In the fall of 2008, Dublin-based Depfa Bank flapped its funding wings, creating a financial tornado in Wisconsin's 900-student Whitefish Bay High School. Depfa, an Irish bank specializing in municipal bond investments, had lent US$165 million to Wisconsin's school district. When Depfa stumbled into a cash-crunch, the Irish bank immediately withdrew funds from many of its U.S. municipal investments, including Whitefish Bay. Without funding from creditors like Depfa, the Wisconsin school district resigned to its fate of budget cuts, slashing spending initiatives and teacher retirement payouts. A financial motif for U.S. municipalities, the 2008 global financial crisis tightened foreign financial spigots for many cash-strapped local governments. For instance, the New York Metropolitan Transit Authority (MTA), deeply dependent on external financing from creditors like Depfa, approved a 7.5 percent increase in subway fares and tolls between 2010 and 2015 to plug its funding deficit. Ironically, the 2008 credit crisis that rippled through the United States is a familiar plight for many Latin American governments that repeatedly incurred “sudden stops” to their financing during the 1990s.

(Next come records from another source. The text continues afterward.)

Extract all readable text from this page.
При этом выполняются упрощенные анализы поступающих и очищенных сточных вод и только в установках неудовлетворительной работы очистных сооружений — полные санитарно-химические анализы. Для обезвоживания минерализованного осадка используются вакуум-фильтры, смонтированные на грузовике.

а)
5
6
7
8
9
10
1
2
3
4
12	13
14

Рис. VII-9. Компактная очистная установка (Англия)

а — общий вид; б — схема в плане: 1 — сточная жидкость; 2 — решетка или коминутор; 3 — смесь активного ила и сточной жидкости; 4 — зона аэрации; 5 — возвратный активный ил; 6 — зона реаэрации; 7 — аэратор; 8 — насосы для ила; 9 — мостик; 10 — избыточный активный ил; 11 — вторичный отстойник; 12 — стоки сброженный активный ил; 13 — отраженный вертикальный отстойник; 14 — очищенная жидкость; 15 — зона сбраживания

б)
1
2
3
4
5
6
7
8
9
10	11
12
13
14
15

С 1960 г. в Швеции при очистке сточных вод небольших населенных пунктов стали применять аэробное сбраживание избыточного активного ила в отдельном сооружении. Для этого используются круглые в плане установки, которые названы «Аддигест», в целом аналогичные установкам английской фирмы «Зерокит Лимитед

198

Global finance has become a key player in domestic politics. The Whitefish Bay school district and the New York MTA did not want to cut teacher pensions or raise subway fares, but without funding from foreign creditors, they were left with few alternatives. These quandaries parallel the predicament of many Latin American countries during periods of high dependence on international bond markets.